Once again. The 150 is rated rated differently than 115 and I dont mean the number is different . Its like you were explaining to someone from Europe how your boat will go 60. Theyr'e thinking in Kilometers and arent impressed. Apples and Oranges. Before 1982 Mercury rated its L6's at the crank. After 1981 they rated them at the prop. The old 150 crank rated motor is now the 115. Its the same thing. They did a few other changes at the same time that made the newer 115 a better motor than the old 150. Where it gets confusing is that Mercury introduced the 150HP V6 in 1978 and decided to start calling their old 150 HP L6 the 140 HP so the buying public wouldnt get confused . Then it became the 115. Same motor internally give or take very minor differences you wouldnt ever notice. The mid 80's 115 might not walk away from the old 150 because its essentially the same thing. same cubic inches, same reed cages and reeds, same carbs except for the economizer circuit, same porting, same "direct charge" power ports and ALMOST the same pistons ( dunt care less compression ) . the 80's 115 will run longer with less screwing around with it though.
The old 115 is a different motor than the 80's 115. I understand its easy to get confused given they use the same number.
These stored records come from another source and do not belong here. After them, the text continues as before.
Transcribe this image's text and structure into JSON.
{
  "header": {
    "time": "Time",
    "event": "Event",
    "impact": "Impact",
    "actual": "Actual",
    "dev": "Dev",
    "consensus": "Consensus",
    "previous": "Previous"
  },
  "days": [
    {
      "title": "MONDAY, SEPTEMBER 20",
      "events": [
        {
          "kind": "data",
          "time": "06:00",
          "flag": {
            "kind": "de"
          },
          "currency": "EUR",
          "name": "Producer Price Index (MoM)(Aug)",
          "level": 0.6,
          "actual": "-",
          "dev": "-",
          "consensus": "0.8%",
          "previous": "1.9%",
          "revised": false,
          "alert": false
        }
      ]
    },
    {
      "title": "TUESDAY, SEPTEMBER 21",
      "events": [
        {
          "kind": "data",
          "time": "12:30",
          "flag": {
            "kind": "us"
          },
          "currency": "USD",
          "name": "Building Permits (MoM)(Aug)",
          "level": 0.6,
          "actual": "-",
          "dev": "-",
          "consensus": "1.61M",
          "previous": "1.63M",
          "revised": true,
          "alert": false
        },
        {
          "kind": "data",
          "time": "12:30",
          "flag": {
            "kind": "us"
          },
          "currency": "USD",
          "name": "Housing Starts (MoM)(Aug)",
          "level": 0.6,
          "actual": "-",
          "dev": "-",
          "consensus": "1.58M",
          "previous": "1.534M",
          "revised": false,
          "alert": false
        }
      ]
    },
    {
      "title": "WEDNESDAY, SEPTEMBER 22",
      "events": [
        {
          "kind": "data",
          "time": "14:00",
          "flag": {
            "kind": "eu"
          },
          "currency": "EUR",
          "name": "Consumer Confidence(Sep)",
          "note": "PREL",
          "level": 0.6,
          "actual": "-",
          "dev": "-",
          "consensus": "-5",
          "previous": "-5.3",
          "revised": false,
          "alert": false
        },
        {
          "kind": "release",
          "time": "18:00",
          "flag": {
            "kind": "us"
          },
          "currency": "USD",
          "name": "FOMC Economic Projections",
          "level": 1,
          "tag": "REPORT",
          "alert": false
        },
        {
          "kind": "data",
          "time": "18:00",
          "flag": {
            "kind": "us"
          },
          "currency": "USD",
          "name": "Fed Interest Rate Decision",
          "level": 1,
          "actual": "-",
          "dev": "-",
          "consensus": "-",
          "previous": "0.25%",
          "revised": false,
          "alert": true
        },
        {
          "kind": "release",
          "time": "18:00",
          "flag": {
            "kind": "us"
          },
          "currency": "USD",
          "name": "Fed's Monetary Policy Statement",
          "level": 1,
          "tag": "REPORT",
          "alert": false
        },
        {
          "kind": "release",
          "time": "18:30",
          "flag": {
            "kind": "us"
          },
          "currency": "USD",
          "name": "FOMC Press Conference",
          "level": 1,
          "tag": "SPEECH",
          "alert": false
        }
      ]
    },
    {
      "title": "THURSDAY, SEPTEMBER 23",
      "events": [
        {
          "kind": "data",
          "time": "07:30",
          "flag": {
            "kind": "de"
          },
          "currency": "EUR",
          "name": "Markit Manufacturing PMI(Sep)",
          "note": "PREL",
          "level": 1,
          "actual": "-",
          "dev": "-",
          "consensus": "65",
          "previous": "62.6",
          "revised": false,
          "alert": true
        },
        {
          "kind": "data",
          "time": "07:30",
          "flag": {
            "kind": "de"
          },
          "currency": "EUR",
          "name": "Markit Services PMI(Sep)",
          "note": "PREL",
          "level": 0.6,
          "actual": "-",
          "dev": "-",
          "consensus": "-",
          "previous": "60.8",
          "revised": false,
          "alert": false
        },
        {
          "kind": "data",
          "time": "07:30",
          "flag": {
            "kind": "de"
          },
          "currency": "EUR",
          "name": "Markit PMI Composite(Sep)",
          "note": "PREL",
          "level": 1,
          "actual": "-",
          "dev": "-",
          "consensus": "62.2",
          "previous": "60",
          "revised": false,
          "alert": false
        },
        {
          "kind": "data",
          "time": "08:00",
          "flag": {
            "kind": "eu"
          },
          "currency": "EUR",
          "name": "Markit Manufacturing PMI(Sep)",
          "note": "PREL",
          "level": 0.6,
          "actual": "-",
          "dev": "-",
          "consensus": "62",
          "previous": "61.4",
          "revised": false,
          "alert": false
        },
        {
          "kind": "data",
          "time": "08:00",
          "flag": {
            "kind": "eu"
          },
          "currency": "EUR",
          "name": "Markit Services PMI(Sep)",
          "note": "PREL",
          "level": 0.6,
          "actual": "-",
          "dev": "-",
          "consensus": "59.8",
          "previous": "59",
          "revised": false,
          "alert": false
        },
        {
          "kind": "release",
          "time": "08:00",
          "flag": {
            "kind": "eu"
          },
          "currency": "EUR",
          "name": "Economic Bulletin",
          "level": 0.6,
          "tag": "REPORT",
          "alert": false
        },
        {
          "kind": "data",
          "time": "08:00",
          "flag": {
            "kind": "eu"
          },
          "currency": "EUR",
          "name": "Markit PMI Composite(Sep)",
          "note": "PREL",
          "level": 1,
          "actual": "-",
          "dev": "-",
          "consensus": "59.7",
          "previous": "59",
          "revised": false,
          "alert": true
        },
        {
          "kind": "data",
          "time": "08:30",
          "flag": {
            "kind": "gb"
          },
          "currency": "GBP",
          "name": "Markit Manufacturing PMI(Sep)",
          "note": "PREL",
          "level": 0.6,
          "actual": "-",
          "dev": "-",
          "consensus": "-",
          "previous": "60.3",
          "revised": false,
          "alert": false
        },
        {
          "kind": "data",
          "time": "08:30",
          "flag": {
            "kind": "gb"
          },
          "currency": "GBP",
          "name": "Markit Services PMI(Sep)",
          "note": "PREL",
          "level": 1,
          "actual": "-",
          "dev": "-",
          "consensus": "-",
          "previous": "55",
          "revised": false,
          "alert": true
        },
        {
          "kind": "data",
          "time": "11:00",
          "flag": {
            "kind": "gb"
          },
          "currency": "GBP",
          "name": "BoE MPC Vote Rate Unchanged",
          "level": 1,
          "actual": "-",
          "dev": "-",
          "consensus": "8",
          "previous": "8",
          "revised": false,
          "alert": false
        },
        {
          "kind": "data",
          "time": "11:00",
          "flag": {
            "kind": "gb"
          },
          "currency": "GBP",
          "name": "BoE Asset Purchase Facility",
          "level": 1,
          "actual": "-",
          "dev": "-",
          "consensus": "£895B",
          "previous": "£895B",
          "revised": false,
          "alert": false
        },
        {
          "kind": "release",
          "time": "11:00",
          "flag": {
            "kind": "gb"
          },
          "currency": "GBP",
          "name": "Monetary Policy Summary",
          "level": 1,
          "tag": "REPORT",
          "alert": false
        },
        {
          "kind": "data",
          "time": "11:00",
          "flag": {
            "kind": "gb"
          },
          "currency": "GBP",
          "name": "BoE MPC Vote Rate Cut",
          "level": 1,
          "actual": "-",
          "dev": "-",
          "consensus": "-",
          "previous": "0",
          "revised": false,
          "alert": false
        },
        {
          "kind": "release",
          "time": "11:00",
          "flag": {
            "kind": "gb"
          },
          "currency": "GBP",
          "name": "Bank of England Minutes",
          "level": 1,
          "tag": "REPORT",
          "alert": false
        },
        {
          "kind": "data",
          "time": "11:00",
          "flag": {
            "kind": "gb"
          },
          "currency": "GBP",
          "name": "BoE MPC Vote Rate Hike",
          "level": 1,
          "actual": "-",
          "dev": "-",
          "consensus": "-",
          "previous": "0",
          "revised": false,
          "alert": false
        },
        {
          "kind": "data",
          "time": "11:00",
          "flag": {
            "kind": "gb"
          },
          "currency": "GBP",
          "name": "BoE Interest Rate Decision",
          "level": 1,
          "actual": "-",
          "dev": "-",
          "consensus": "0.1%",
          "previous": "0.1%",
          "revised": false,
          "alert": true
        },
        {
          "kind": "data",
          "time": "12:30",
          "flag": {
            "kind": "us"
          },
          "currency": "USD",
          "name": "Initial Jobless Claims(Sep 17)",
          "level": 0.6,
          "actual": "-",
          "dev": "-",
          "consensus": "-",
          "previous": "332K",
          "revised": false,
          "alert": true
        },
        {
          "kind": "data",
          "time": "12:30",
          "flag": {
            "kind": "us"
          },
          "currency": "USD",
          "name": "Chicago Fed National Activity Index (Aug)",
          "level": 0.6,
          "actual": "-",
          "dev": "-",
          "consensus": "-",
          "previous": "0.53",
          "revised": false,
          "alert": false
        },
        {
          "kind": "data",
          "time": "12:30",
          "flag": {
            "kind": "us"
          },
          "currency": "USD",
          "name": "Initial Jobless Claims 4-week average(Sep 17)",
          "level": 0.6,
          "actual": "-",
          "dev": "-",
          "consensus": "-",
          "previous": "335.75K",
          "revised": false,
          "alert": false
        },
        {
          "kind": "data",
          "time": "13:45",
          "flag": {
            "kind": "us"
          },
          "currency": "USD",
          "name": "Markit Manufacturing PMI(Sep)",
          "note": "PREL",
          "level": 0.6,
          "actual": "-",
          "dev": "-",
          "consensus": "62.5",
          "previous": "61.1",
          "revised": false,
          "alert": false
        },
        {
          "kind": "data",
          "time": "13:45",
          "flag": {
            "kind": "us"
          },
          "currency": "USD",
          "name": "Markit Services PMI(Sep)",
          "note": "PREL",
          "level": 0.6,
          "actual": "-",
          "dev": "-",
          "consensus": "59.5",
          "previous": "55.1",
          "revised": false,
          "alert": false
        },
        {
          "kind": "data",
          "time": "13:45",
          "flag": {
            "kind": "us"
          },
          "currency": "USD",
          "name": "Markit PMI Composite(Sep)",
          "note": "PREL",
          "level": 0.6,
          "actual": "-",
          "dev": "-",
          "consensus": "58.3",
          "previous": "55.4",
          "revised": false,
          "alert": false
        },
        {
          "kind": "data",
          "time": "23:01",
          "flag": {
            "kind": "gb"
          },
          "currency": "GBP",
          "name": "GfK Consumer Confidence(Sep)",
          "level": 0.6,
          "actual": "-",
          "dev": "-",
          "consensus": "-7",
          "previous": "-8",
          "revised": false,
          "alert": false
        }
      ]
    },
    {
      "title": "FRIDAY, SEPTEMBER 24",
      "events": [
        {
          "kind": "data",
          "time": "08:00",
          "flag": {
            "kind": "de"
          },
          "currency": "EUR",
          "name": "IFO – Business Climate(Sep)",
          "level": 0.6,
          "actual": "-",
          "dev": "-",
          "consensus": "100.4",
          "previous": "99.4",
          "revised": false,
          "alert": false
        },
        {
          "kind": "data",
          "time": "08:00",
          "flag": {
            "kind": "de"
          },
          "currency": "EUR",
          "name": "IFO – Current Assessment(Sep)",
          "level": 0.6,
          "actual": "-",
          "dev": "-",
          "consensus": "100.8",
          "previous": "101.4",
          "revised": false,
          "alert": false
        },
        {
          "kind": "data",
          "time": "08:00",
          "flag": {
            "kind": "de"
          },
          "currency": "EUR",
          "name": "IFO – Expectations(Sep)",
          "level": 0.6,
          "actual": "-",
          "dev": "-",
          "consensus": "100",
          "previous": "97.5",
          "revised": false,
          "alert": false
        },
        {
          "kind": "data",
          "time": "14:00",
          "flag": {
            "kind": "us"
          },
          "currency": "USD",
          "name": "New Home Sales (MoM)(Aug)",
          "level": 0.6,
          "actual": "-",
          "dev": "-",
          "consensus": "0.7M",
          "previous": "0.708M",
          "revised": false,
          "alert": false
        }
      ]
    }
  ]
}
The lower uses up a good bit of power although Mercury never bothered trying to use actual horsepower numbers in its advertising. The 80's 115's were more likely 125-130 HP at the prop and they were more like 145-155 at the crank and the old 150 was probably about the same.
Cars went through the same thing in the early 70's when they changed the way they reported HP. 325 HP became 250 HP and a generation of souls was lost.